Thursday, March 30, 2017

Why I Don't Like Remakes

Entertainment is built upon the foundation of everything that came before. Comedy would not be the same without the early pioneers of the craft. Drama would be nothing without the Greeks.
When a production decides to build upon a classic and remake the same story with a new cast, and new elements, it is my belief that they do so to attract a new audience. In production, the goal is to make money by making art. There is an equal part of the desire to make something beautiful and to make that object profitable.

The remakes of 2017 are many. Beauty and the Beast is one of the many treasured titles that I will pay to see remade this year. I love the original 1991 animated film. I think the music is nearly perfect and I believe that it is probably the best musical that has ever been written. The fact that the best musical ever written was originally presented as an animated film is interesting but maybe not significant. The technology to make the magic happen believably simply did not exist in 1991. A 2 dimensional drawing of magic happening was more than possible.

To update the best musical ever written, the Disney Corporation decided to use the 21st century technology now available to bring that magic to life. The technology has caught up with 1740’s imagination and 1991’s big dance numbers. MOSTLY.

The art of animation and 2 dimensional drawing itself can (with the right artists) create more emotion than a live action movie or stage production can. My own stage production of Beauty and the Beast in 2015 captured some of the emotion of the 1991 version. The 2017 live action movie captured a different piece of the emotion pie (it may be cake).

Both productions still pale in comparison to the 1991 animated film. Like many remakes, the action of the live action harkens back to those closely held memories of the feelings the audience had when seeing the original. The music is there, the songs are different, the voices are not the voices of those characters that the audience has locked in their memories.

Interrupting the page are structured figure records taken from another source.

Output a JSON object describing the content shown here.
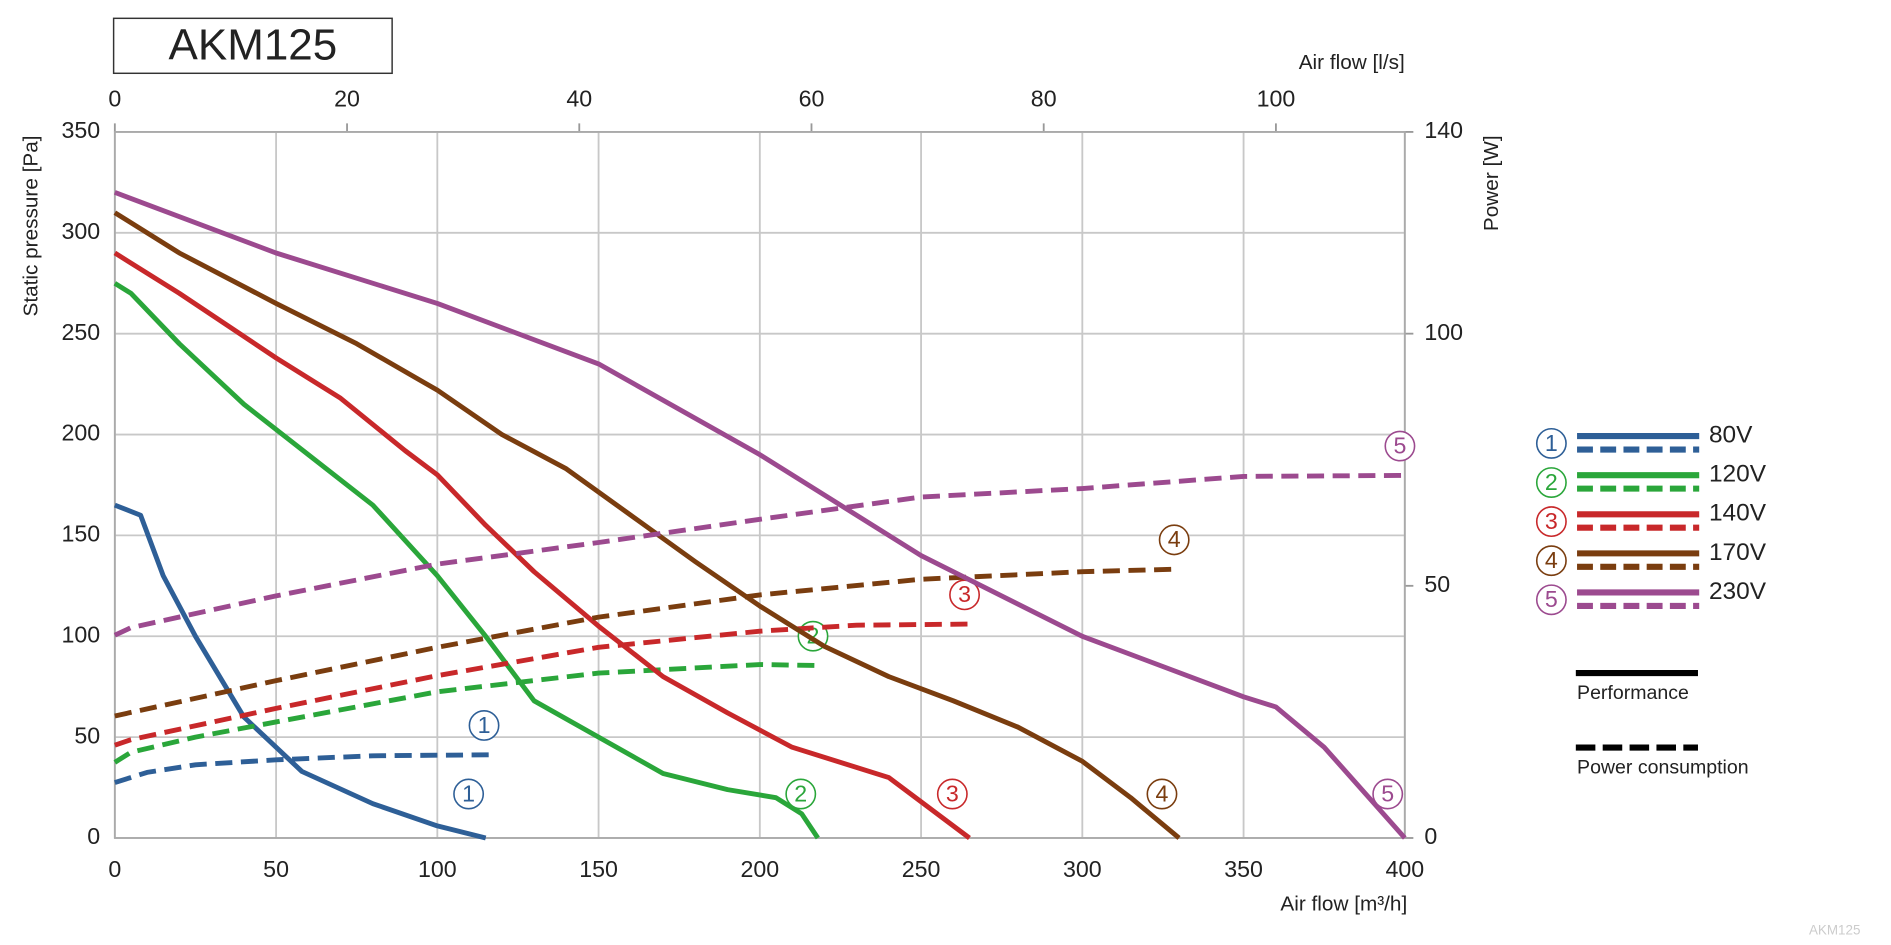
{
  "chart_data": {
    "type": "line",
    "title": "AKM125",
    "watermark": "AKM125",
    "x_label": "Air flow [m³/h]",
    "x2_label": "Air flow [l/s]",
    "y_label": "Static pressure [Pa]",
    "y2_label": "Power [W]",
    "xlim": [
      0,
      400
    ],
    "xticks": [
      0,
      50,
      100,
      150,
      200,
      250,
      300,
      350,
      400
    ],
    "x2lim": [
      0,
      111.1
    ],
    "x2ticks": [
      0,
      20,
      40,
      60,
      80,
      100
    ],
    "ylim": [
      0,
      350
    ],
    "yticks": [
      0,
      50,
      100,
      150,
      200,
      250,
      300,
      350
    ],
    "y2lim": [
      0,
      140
    ],
    "y2ticks": [
      0,
      50,
      100,
      140
    ],
    "grid": true,
    "legend_styles": {
      "solid": "Performance",
      "dashed": "Power consumption"
    },
    "series": [
      {
        "name": "80V",
        "number": "1",
        "color": "#2e5f97",
        "performance": {
          "x": [
            0,
            8,
            15,
            25,
            40,
            58,
            80,
            100,
            115
          ],
          "values": [
            165,
            160,
            130,
            100,
            60,
            33,
            17,
            6,
            0
          ]
        },
        "power": {
          "axis": "y2",
          "x": [
            0,
            10,
            25,
            50,
            80,
            116
          ],
          "values": [
            11,
            13,
            14.5,
            15.5,
            16.3,
            16.5
          ]
        }
      },
      {
        "name": "120V",
        "number": "2",
        "color": "#2aa63a",
        "performance": {
          "x": [
            0,
            5,
            20,
            40,
            60,
            80,
            100,
            115,
            130,
            150,
            170,
            190,
            205,
            213,
            218
          ],
          "values": [
            275,
            270,
            245,
            215,
            190,
            165,
            130,
            100,
            68,
            50,
            32,
            24,
            20,
            12,
            0
          ]
        },
        "power": {
          "axis": "y2",
          "x": [
            0,
            5,
            25,
            50,
            100,
            150,
            200,
            218
          ],
          "values": [
            15,
            17,
            20,
            23,
            29,
            32.7,
            34.4,
            34.2
          ]
        }
      },
      {
        "name": "140V",
        "number": "3",
        "color": "#c8282a",
        "performance": {
          "x": [
            0,
            20,
            50,
            70,
            90,
            100,
            115,
            130,
            150,
            170,
            190,
            210,
            240,
            265
          ],
          "values": [
            290,
            270,
            238,
            218,
            192,
            180,
            155,
            132,
            105,
            80,
            62,
            45,
            30,
            0
          ]
        },
        "power": {
          "axis": "y2",
          "x": [
            0,
            5,
            50,
            100,
            150,
            200,
            230,
            265
          ],
          "values": [
            18.4,
            19.5,
            25.7,
            32.2,
            37.8,
            41,
            42.2,
            42.4
          ]
        }
      },
      {
        "name": "170V",
        "number": "4",
        "color": "#7a3d0f",
        "performance": {
          "x": [
            0,
            20,
            50,
            75,
            100,
            120,
            140,
            160,
            180,
            200,
            220,
            240,
            260,
            280,
            300,
            315,
            330
          ],
          "values": [
            310,
            290,
            265,
            245,
            222,
            200,
            183,
            160,
            137,
            115,
            95,
            80,
            68,
            55,
            38,
            20,
            0
          ]
        },
        "power": {
          "axis": "y2",
          "x": [
            0,
            50,
            100,
            150,
            200,
            250,
            300,
            330
          ],
          "values": [
            24.2,
            31.2,
            37.8,
            43.8,
            48.2,
            51.3,
            52.8,
            53.3
          ]
        }
      },
      {
        "name": "230V",
        "number": "5",
        "color": "#9c4a8f",
        "performance": {
          "x": [
            0,
            50,
            100,
            150,
            200,
            225,
            250,
            300,
            350,
            360,
            375,
            400
          ],
          "values": [
            320,
            290,
            265,
            235,
            190,
            165,
            140,
            100,
            70,
            65,
            45,
            0
          ]
        },
        "power": {
          "axis": "y2",
          "x": [
            0,
            5,
            50,
            100,
            150,
            200,
            250,
            300,
            350,
            400
          ],
          "values": [
            40.2,
            41.7,
            48,
            54.3,
            58.6,
            63.2,
            67.6,
            69.3,
            71.7,
            71.9
          ]
        }
      }
    ]
  }
}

I have never been a fan of remakes. I have dutifully paid my money to see remakes of my favorites and I have almost always been disappointed.

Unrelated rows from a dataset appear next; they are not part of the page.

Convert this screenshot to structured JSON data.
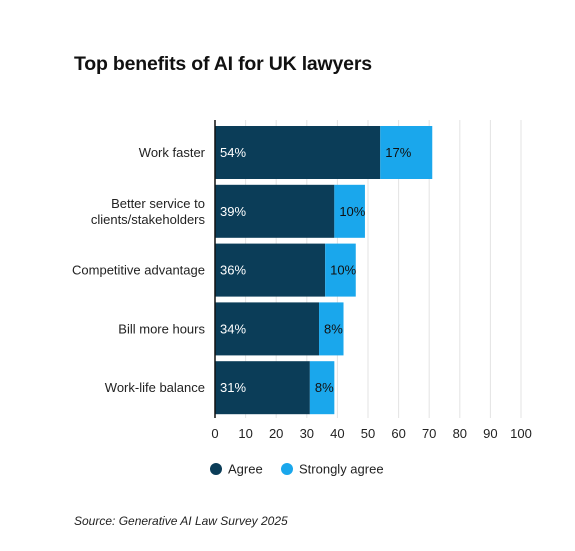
{
  "title": "Top benefits of AI for UK lawyers",
  "source": "Source: Generative AI Law Survey 2025",
  "chart_data": {
    "type": "bar",
    "orientation": "horizontal",
    "stacked": true,
    "categories": [
      "Work faster",
      [
        "Better service to",
        "clients/stakeholders"
      ],
      "Competitive advantage",
      "Bill more hours",
      "Work-life balance"
    ],
    "series": [
      {
        "name": "Agree",
        "values": [
          54,
          39,
          36,
          34,
          31
        ],
        "labels": [
          "54%",
          "39%",
          "36%",
          "34%",
          "31%"
        ],
        "color": "#0b3d58",
        "label_color": "#ffffff"
      },
      {
        "name": "Strongly agree",
        "values": [
          17,
          10,
          10,
          8,
          8
        ],
        "labels": [
          "17%",
          "10%",
          "10%",
          "8%",
          "8%"
        ],
        "color": "#1aa7ec",
        "label_color": "#111111"
      }
    ],
    "xlim": [
      0,
      100
    ],
    "xticks": [
      "0",
      "10",
      "20",
      "30",
      "40",
      "50",
      "60",
      "70",
      "80",
      "90",
      "100"
    ],
    "grid": true,
    "legend": "bottom"
  }
}
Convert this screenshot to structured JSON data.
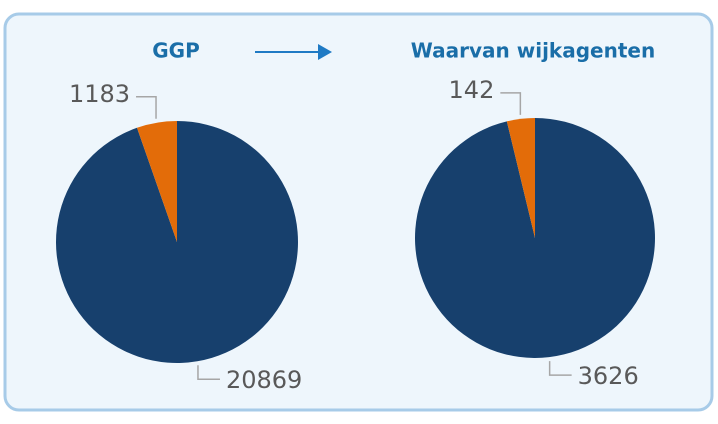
{
  "chart_data": [
    {
      "type": "pie",
      "title": "GGP",
      "values": [
        20869,
        1183
      ],
      "colors": [
        "#17406d",
        "#e36c09"
      ]
    },
    {
      "type": "pie",
      "title": "Waarvan wijkagenten",
      "values": [
        3626,
        142
      ],
      "colors": [
        "#17406d",
        "#e36c09"
      ]
    }
  ]
}
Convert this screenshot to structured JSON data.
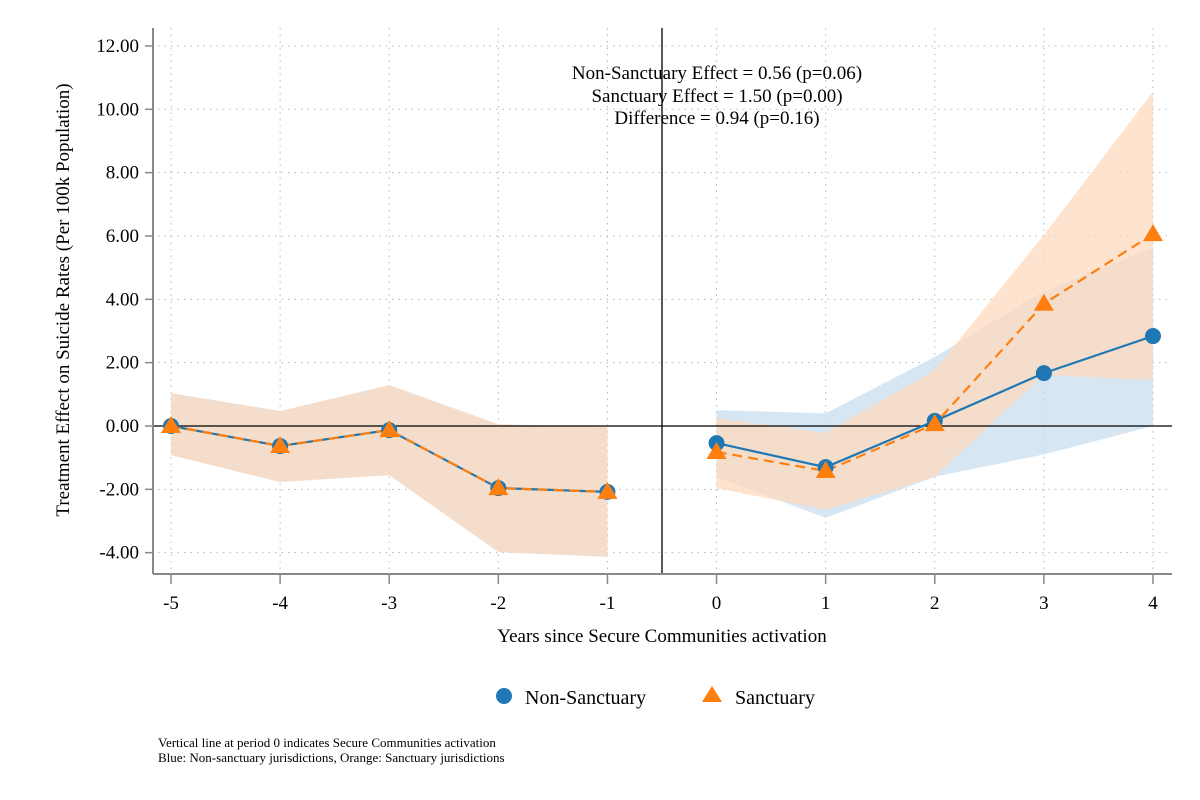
{
  "chart_data": {
    "type": "line",
    "title": "",
    "xlabel": "Years since Secure Communities activation",
    "ylabel": "Treatment Effect on Suicide Rates (Per 100k Population)",
    "x": [
      -5,
      -4,
      -3,
      -2,
      -1,
      0,
      1,
      2,
      3,
      4
    ],
    "xlim": [
      -5.15,
      4.15
    ],
    "ylim": [
      -4.7,
      12.6
    ],
    "xticks": [
      -5,
      -4,
      -3,
      -2,
      -1,
      0,
      1,
      2,
      3,
      4
    ],
    "xtick_labels": [
      "-5",
      "-4",
      "-3",
      "-2",
      "-1",
      "0",
      "1",
      "2",
      "3",
      "4"
    ],
    "yticks": [
      -4,
      -2,
      0,
      2,
      4,
      6,
      8,
      10,
      12
    ],
    "ytick_labels": [
      "-4.00",
      "-2.00",
      "0.00",
      "2.00",
      "4.00",
      "6.00",
      "8.00",
      "10.00",
      "12.00"
    ],
    "grid": true,
    "reference_lines": {
      "horizontal_y": 0,
      "vertical_x": -0.5
    },
    "series": [
      {
        "name": "Non-Sanctuary",
        "marker": "circle",
        "line_style": "solid",
        "color": "#1f77b4",
        "ci_color": "#c6dcee",
        "values": [
          0.0,
          -0.63,
          -0.13,
          -1.96,
          -2.08,
          -0.54,
          -1.3,
          0.16,
          1.67,
          2.84
        ],
        "ci_lower": [
          -0.92,
          -1.77,
          -1.55,
          -3.98,
          -4.13,
          -1.6,
          -2.9,
          -1.6,
          -0.9,
          0.0
        ],
        "ci_upper": [
          1.04,
          0.47,
          1.29,
          0.05,
          -0.03,
          0.5,
          0.4,
          2.18,
          4.26,
          5.62
        ]
      },
      {
        "name": "Sanctuary",
        "marker": "triangle",
        "line_style": "dashed",
        "color": "#ff7f0e",
        "ci_color": "#fdd9bd",
        "values": [
          0.0,
          -0.63,
          -0.13,
          -1.96,
          -2.08,
          -0.82,
          -1.42,
          0.06,
          3.86,
          6.06
        ],
        "ci_lower": [
          -0.92,
          -1.77,
          -1.55,
          -3.98,
          -4.13,
          -1.96,
          -2.65,
          -1.6,
          1.61,
          1.45
        ],
        "ci_upper": [
          1.04,
          0.47,
          1.29,
          0.05,
          -0.03,
          0.25,
          -0.22,
          1.77,
          6.03,
          10.55
        ]
      }
    ],
    "segments": [
      [
        0,
        4
      ],
      [
        5,
        9
      ]
    ],
    "annotations": [
      "Non-Sanctuary Effect = 0.56 (p=0.06)",
      "Sanctuary Effect = 1.50 (p=0.00)",
      "Difference = 0.94 (p=0.16)"
    ],
    "legend": {
      "position": "bottom",
      "entries": [
        {
          "label": "Non-Sanctuary",
          "marker": "circle",
          "color": "#1f77b4"
        },
        {
          "label": "Sanctuary",
          "marker": "triangle",
          "color": "#ff7f0e"
        }
      ]
    }
  },
  "notes": [
    "Vertical line at period 0 indicates Secure Communities activation",
    "Blue: Non-sanctuary jurisdictions, Orange: Sanctuary jurisdictions"
  ]
}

I believe that every remake is intended to reach the hearts and minds of the next generation. The people who are 26 years older than they were in 1991 (most of us are) have statistically spawned a child or two in the interval. A new generation deserves a new version of the classics. The classics may not have aged well. The technology has improved and modern audiences may not be able to get past the use of processes from decades past.

A new version of a classic film may open an audience to the emotion of the story on a fresh new level. However, the emotion of the original may be a stronger pull. The emotion of the actors in the original is surely different from those in a remake. The stakes are so much higher in an original piece than in a remake. How many movies fail to be profitable each year? The number of movies that the general public NEVER hears about in a given year is staggering.

I may eschew the next list of remakes. I may send my sons to see the remakes of the classics that I loved at their age. Maybe the remakes will become the movies that my sons love in 26 years.

I’m trying to think of a remake that I loved 26 years ago. I will need to do some research to discover which of my beloved classics are really just remakes of other older films**. The fact that I cannot think of one either indicates that I don’t love any classics that are themselves remakes or the remakes that I have seen have always disappointed me. I am disappointed in the 2017 Beauty and the Beast. It’s a great story and the quite possibly the best musical ever. It just isn’t the 1991 original. It just pales in comparison. I have become the old man who watches movies from nearly 3 decades ago.

**In my investigation, I have come to the conclusion that I am writing here of the remake of an English language film remade as another English language film. Many of the stories we enjoy were originally foreign films adapted to the American film making paradigm. They are “original” only in language but that seems to count when we don’t speak other languages.